O governador de Salta alertou:A renda diminuiu, com imposto sobre valor agregado, consumo reduzido. Isso (corte de lucros) vai atingir muito as províncias financeiramente, só no caso de Salta será cerca de 80 bilhões de dólares no próximo ano. Por isso procuramos alternativas e compensações para não entregarmos o orçamento às províncias”.

Sants explicou: “Estamos buscando soluções para continuar não entregando os recursos, podemos usar outro tipo de imposto, como o imposto sobre cheque, que foi cooperativo e nos resignamos com o consenso financeiro na época de Mauricio Macri, e não vamos retirá-lo”.

O Governador Celta afirmou que se os interesses das províncias forem respeitados, acompanharão as reformas trabalhistas no Congresso, e esclareceu: Apoiamos sempre as ações que acreditamos serem necessárias e garantir a soberania, mas nunca afetam os interesses das províncias, e se este assunto for entendido, iremos acompanhá-los.

Sanz enfatizou que as reformas trabalhistas são “legislação necessária, mas devem ser bem feitas”: “Os legisladores não estão fechados para votar por livro, mas para estudar e melhorar. A verdadeira virtude é buscar o equilíbrio, mas ele entra em vigor quando posições inconsistentes e fundamentalistas estão de um lado ou de outro”.

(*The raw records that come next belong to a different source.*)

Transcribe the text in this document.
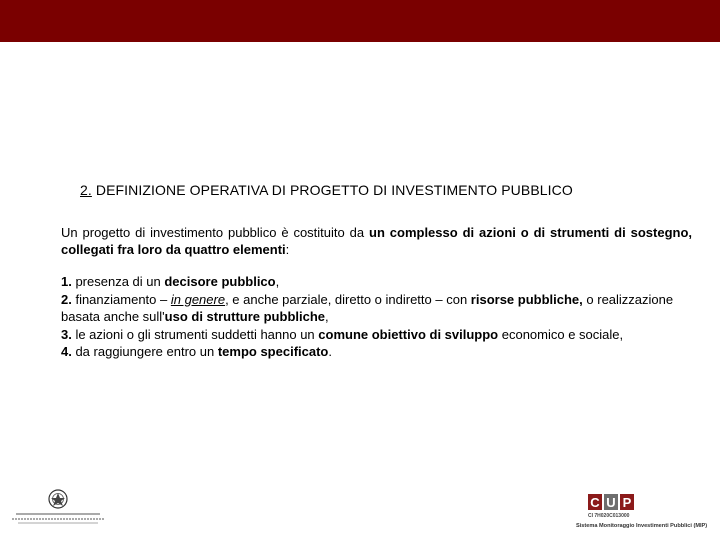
2. DEFINIZIONE OPERATIVA DI PROGETTO DI INVESTIMENTO PUBBLICO
Un progetto di investimento pubblico è costituito da un complesso di azioni o di strumenti di sostegno, collegati fra loro da quattro elementi:
1. presenza di un decisore pubblico,
2. finanziamento – in genere, e anche parziale, diretto o indiretto – con risorse pubbliche, o realizzazione basata anche sull'uso di strutture pubbliche,
3. le azioni o gli strumenti suddetti hanno un comune obiettivo di sviluppo economico e sociale,
4. da raggiungere entro un tempo specificato.
C U P
CI 7H020C013000
Sistema Monitoraggio Investimenti Pubblici (MIP)
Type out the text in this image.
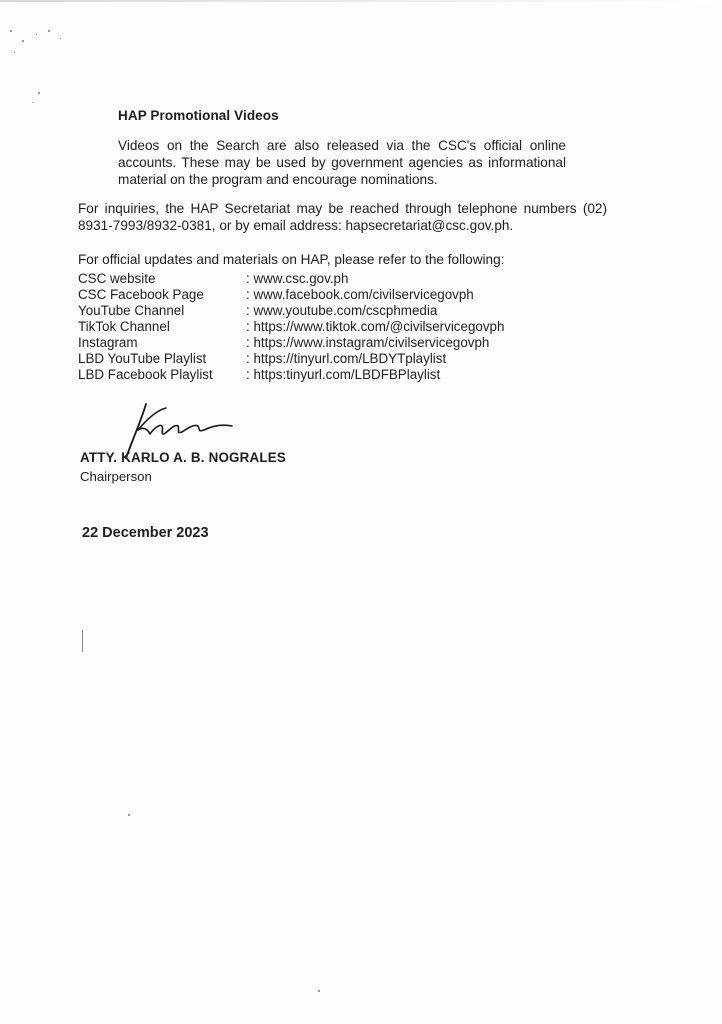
HAP Promotional Videos
Videos on the Search are also released via the CSC's official online accounts. These may be used by government agencies as informational material on the program and encourage nominations.
For inquiries, the HAP Secretariat may be reached through telephone numbers (02) 8931-7993/8932-0381, or by email address: hapsecretariat@csc.gov.ph.
For official updates and materials on HAP, please refer to the following:
CSC website	: www.csc.gov.ph
CSC Facebook Page	: www.facebook.com/civilservicegovph
YouTube Channel	: www.youtube.com/cscphmedia
TikTok Channel	: https://www.tiktok.com/@civilservicegovph
Instagram	: https://www.instagram/civilservicegovph
LBD YouTube Playlist	: https://tinyurl.com/LBDYTplaylist
LBD Facebook Playlist : https:tinyurl.com/LBDFBPlaylist
ATTY. KARLO A. B. NOGRALES
Chairperson
22 December 2023
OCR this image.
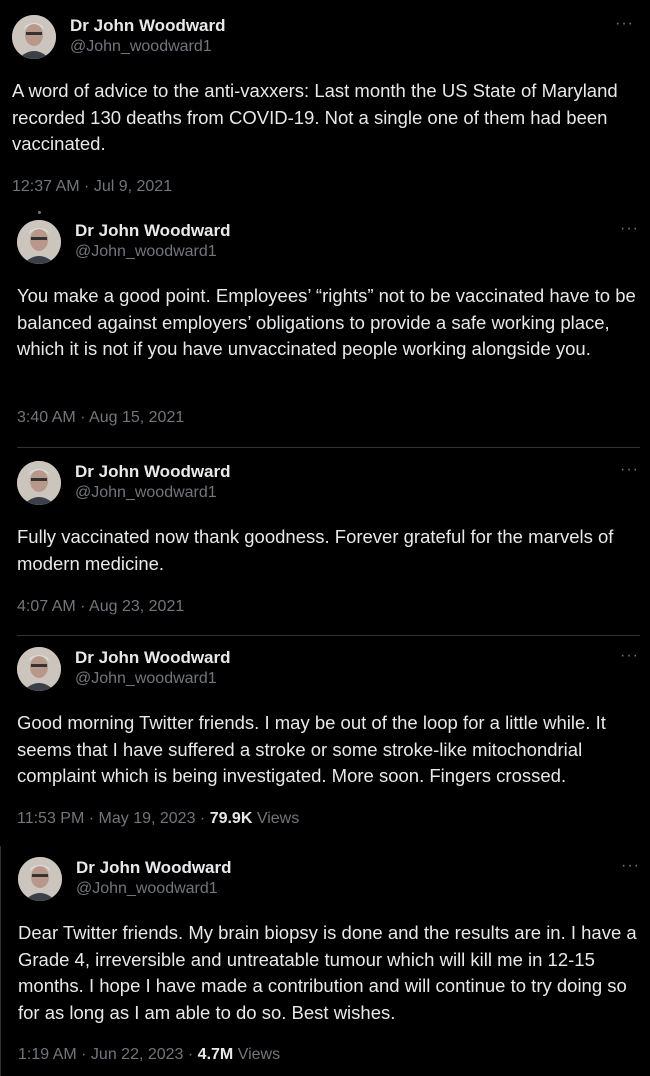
Dr John Woodward
@John_woodward1
···
A word of advice to the anti-vaxxers: Last month the US State of Maryland recorded 130 deaths from COVID-19. Not a single one of them had been vaccinated.
12:37 AM · Jul 9, 2021
Dr John Woodward
@John_woodward1
···
You make a good point. Employees’ “rights” not to be vaccinated have to be balanced against employers’ obligations to provide a safe working place, which it is not if you have unvaccinated people working alongside you.
3:40 AM · Aug 15, 2021
Dr John Woodward
@John_woodward1
···
Fully vaccinated now thank goodness. Forever grateful for the marvels of modern medicine.
4:07 AM · Aug 23, 2021
Dr John Woodward
@John_woodward1
···
Good morning Twitter friends. I may be out of the loop for a little while. It seems that I have suffered a stroke or some stroke-like mitochondrial complaint which is being investigated. More soon. Fingers crossed.
11:53 PM · May 19, 2023 · 79.9K Views
Dr John Woodward
@John_woodward1
···
Dear Twitter friends. My brain biopsy is done and the results are in. I have a Grade 4, irreversible and untreatable tumour which will kill me in 12-15 months. I hope I have made a contribution and will continue to try doing so for as long as I am able to do so. Best wishes.
1:19 AM · Jun 22, 2023 · 4.7M Views
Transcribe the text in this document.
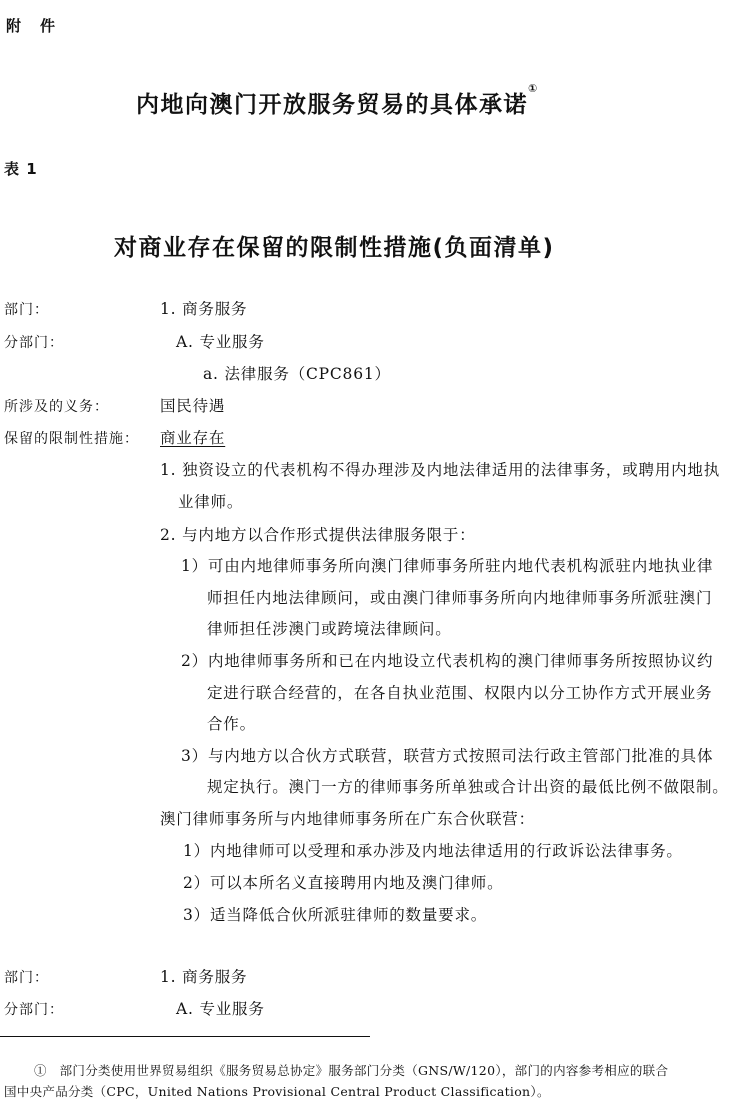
附　件
内地向澳门开放服务贸易的具体承诺①
表 1
对商业存在保留的限制性措施(负面清单)
部门：	1. 商务服务
分部门：	A. 专业服务
a. 法律服务（CPC861）
所涉及的义务：	国民待遇
保留的限制性措施： 商业存在
1. 独资设立的代表机构不得办理涉及内地法律适用的法律事务，或聘用内地执
业律师。
2. 与内地方以合作形式提供法律服务限于：
1）可由内地律师事务所向澳门律师事务所驻内地代表机构派驻内地执业律
师担任内地法律顾问，或由澳门律师事务所向内地律师事务所派驻澳门
律师担任涉澳门或跨境法律顾问。
2）内地律师事务所和已在内地设立代表机构的澳门律师事务所按照协议约
定进行联合经营的，在各自执业范围、权限内以分工协作方式开展业务
合作。
3）与内地方以合伙方式联营，联营方式按照司法行政主管部门批准的具体
规定执行。澳门一方的律师事务所单独或合计出资的最低比例不做限制。
澳门律师事务所与内地律师事务所在广东合伙联营：
1）内地律师可以受理和承办涉及内地法律适用的行政诉讼法律事务。
2）可以本所名义直接聘用内地及澳门律师。
3）适当降低合伙所派驻律师的数量要求。
部门：	1. 商务服务
分部门：	A. 专业服务
①　部门分类使用世界贸易组织《服务贸易总协定》服务部门分类（GNS/W/120），部门的内容参考相应的联合
国中央产品分类（CPC，United Nations Provisional Central Product Classification）。
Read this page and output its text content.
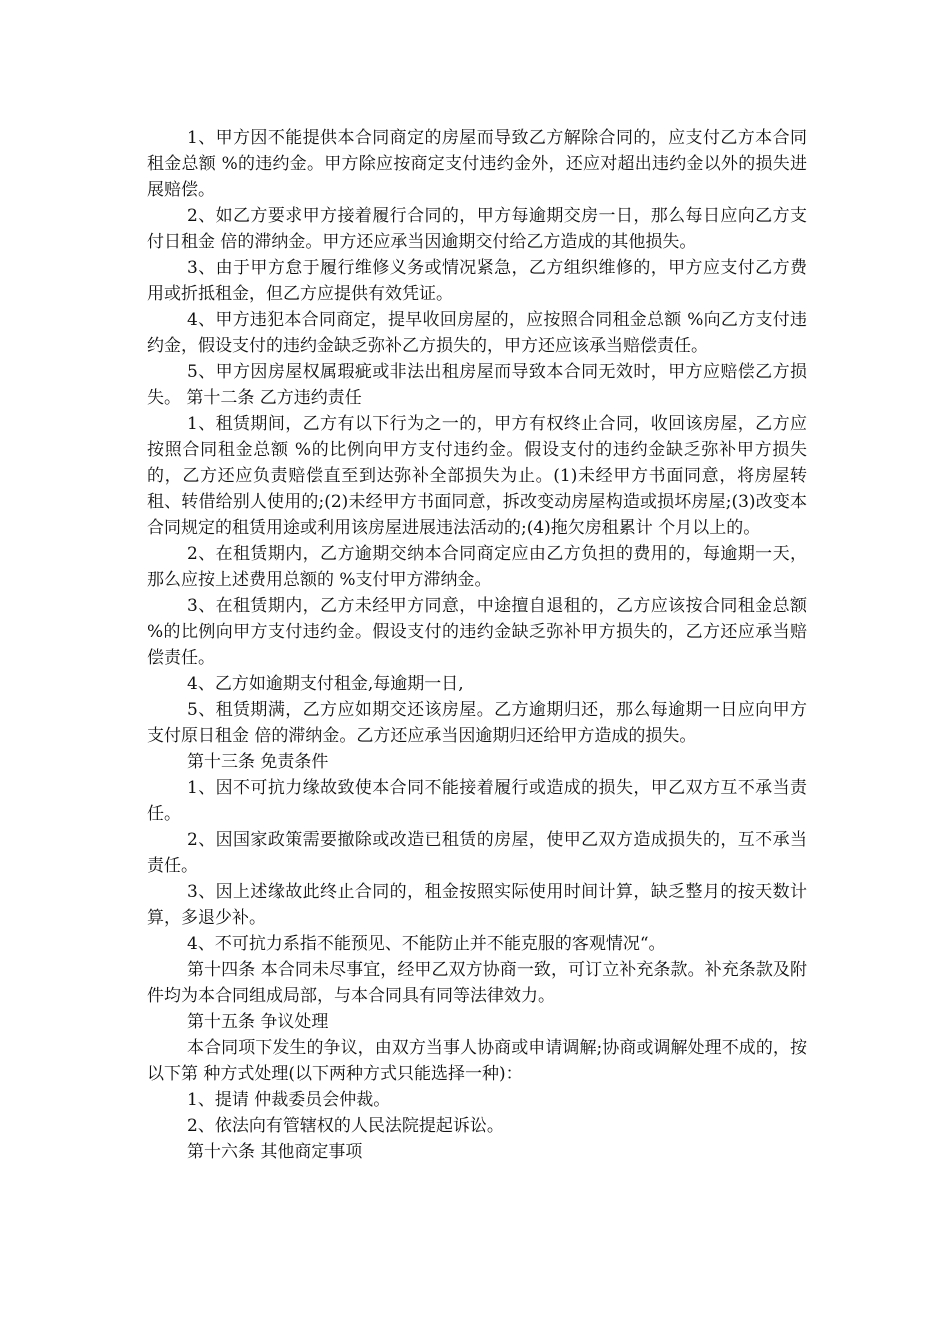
1、甲方因不能提供本合同商定的房屋而导致乙方解除合同的，应支付乙方本合同租金总额 %的违约金。甲方除应按商定支付违约金外，还应对超出违约金以外的损失进展赔偿。

2、如乙方要求甲方接着履行合同的，甲方每逾期交房一日，那么每日应向乙方支付日租金 倍的滞纳金。甲方还应承当因逾期交付给乙方造成的其他损失。

3、由于甲方怠于履行维修义务或情况紧急，乙方组织维修的，甲方应支付乙方费用或折抵租金，但乙方应提供有效凭证。

4、甲方违犯本合同商定，提早收回房屋的，应按照合同租金总额 %向乙方支付违约金，假设支付的违约金缺乏弥补乙方损失的，甲方还应该承当赔偿责任。

5、甲方因房屋权属瑕疵或非法出租房屋而导致本合同无效时，甲方应赔偿乙方损失。 第十二条 乙方违约责任

1、租赁期间，乙方有以下行为之一的，甲方有权终止合同，收回该房屋，乙方应按照合同租金总额 %的比例向甲方支付违约金。假设支付的违约金缺乏弥补甲方损失的，乙方还应负责赔偿直至到达弥补全部损失为止。(1)未经甲方书面同意，将房屋转租、转借给别人使用的;(2)未经甲方书面同意，拆改变动房屋构造或损坏房屋;(3)改变本合同规定的租赁用途或利用该房屋进展违法活动的;(4)拖欠房租累计 个月以上的。

2、在租赁期内，乙方逾期交纳本合同商定应由乙方负担的费用的，每逾期一天，那么应按上述费用总额的 %支付甲方滞纳金。

3、在租赁期内，乙方未经甲方同意，中途擅自退租的，乙方应该按合同租金总额 %的比例向甲方支付违约金。假设支付的违约金缺乏弥补甲方损失的，乙方还应承当赔偿责任。

4、乙方如逾期支付租金,每逾期一日,

5、租赁期满，乙方应如期交还该房屋。乙方逾期归还，那么每逾期一日应向甲方支付原日租金 倍的滞纳金。乙方还应承当因逾期归还给甲方造成的损失。

第十三条 免责条件

1、因不可抗力缘故致使本合同不能接着履行或造成的损失，甲乙双方互不承当责任。

2、因国家政策需要撤除或改造已租赁的房屋，使甲乙双方造成损失的，互不承当责任。

3、因上述缘故此终止合同的，租金按照实际使用时间计算，缺乏整月的按天数计算，多退少补。

4、不可抗力系指不能预见、不能防止并不能克服的客观情况“。

第十四条 本合同未尽事宜，经甲乙双方协商一致，可订立补充条款。补充条款及附件均为本合同组成局部，与本合同具有同等法律效力。

第十五条 争议处理

本合同项下发生的争议，由双方当事人协商或申请调解;协商或调解处理不成的，按以下第 种方式处理(以下两种方式只能选择一种)：

1、提请 仲裁委员会仲裁。

2、依法向有管辖权的人民法院提起诉讼。

第十六条 其他商定事项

Santilli disse após a reunião que o encontro com os governadores foi positivo e que estão a trabalhar “em conjunto” com os líderes provinciais e o ministro da Economia, Luis Caputo, na resposta à exigência de benefícios das províncias.

O ministro do Interior disse: “Estamos trabalhando nas contas financeiras de cada província e entendemos que os argentinos querem que haja impostos mais baixos, como faz o presidente Javier Maile”.

O governante participou de uma sessão de trabalho com governadores na Casa de Salta para avançar na agenda de reformas que será discutida em fevereiro, incluindo o Código Penal Juvenil, as reformas trabalhistas, a Lei das Geleiras e o acordo com o Mercosul.